Suara.com - Animo masyarakat untuk pulang ke kampung halaman pada Lebaran 2026 tetap membuncah. Lembaga Survei KedaiKOPI merilis hasil survei terbaru bertajuk “Survei Pola Rencana Mudik 2026” yang menunjukkan mayoritas warga Indonesia tetap menjadwalkan mudik meski dihantui ketidakpastian ekonomi.
Founder KedaiKOPI, Hendri Satrio, mengungkapkan bahwa potret ini bukan sekadar rutinitas, melainkan gerak ekonomi yang masif. "Tujuan kami melakukan survei ini semata-mata sebagai bakti kepada negara, memotret bagaimana mudik di mata masyarakat dan bagaimana perputaran uangnya," ujar pria yang akrab disapa Hensa dalam paparan daring pekan lalu.
Head of Researcher KedaiKOPI, Ashma Nur Afifah, memaparkan sebanyak 85,1 persen responden berencana mudik tahun ini. Namun, ada 15 persen yang memilih bertahan di perantauan. Mayoritas alasan mereka yang absen mudik adalah faktor finansial.
"Alasan utama karena ketidakstabilan ekonomi rumah tangga. Sebanyak 42 persen responden yang tidak mudik mengaku karena tidak mampu secara ekonomi," jelas Ashma.

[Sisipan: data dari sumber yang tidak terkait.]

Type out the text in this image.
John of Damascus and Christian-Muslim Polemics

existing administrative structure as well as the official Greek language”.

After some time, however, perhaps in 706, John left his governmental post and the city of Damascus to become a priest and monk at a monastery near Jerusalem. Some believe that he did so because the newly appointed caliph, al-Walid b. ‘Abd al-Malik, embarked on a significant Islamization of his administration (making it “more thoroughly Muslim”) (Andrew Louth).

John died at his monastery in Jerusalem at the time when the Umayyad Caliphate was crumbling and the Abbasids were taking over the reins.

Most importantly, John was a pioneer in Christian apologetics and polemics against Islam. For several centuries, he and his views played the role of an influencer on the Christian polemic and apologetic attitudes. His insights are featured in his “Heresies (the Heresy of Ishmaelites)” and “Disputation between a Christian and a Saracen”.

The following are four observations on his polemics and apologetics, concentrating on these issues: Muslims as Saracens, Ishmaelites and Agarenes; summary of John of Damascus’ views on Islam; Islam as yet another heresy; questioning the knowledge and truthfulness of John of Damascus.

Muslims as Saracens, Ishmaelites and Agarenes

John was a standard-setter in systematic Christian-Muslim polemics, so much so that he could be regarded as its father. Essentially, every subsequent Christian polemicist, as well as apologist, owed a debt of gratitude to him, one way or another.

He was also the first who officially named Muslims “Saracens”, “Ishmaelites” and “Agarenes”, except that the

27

Kondisi ini linear dengan melonjaknya minat terhadap program Mudik Gratis. Tercatat, 53,3 persen responden sangat berminat ikut program ini, naik signifikan dibanding tahun 2025 yang hanya 39 persen. Ironisnya, baru 8,9 persen yang sudah mengamankan tiket (secure), sementara sisanya masih berburu kuota.
Bagi yang berangkat, mudik ternyata sudah masuk dalam pos anggaran serius. Sebanyak 79,6 persen responden telah menyiapkan dana khusus dengan rata-rata Rp3,4 juta.
Terkait moda transportasi, 57,3 persen memilih angkutan umum, sementara 33 persen menggunakan kendaraan pribadi. Menariknya, meski 52 persen pengguna kendaraan pribadi memakai motor, sebanyak 65,8 persen responden justru setuju jika sepeda motor dilarang untuk mudik antarprovinsi demi keselamatan.
Menanggapi fenomena ini, pengamat transportasi Djoko Setijowarno mengingatkan pemerintah soal ketersediaan angkutan umum di daerah tujuan. Ia pun menagih janji kampanye Presiden Prabowo Subianto.
"Kami mengingatkan Presiden Prabowo dan Gibran. Janji kampanyenya adalah menyediakan angkutan umum, bahkan kalau perlu gratis. Sampai sekarang, Pak Prabowo belum bicara detil soal ini. Ini janji politik yang harus ditagih," tegas Djoko.
Senada, Wakil Ketua Komisi V DPR RI Syaiful Huda menekankan bahwa selama transportasi umum di daerah belum mumpuni, warga akan terus terpaksa menggunakan motor yang memiliki risiko kecelakaan tinggi. "Begitu kita mampu membatasi roda dua, otomatis risiko kecelakaan berkurang," pungkasnya.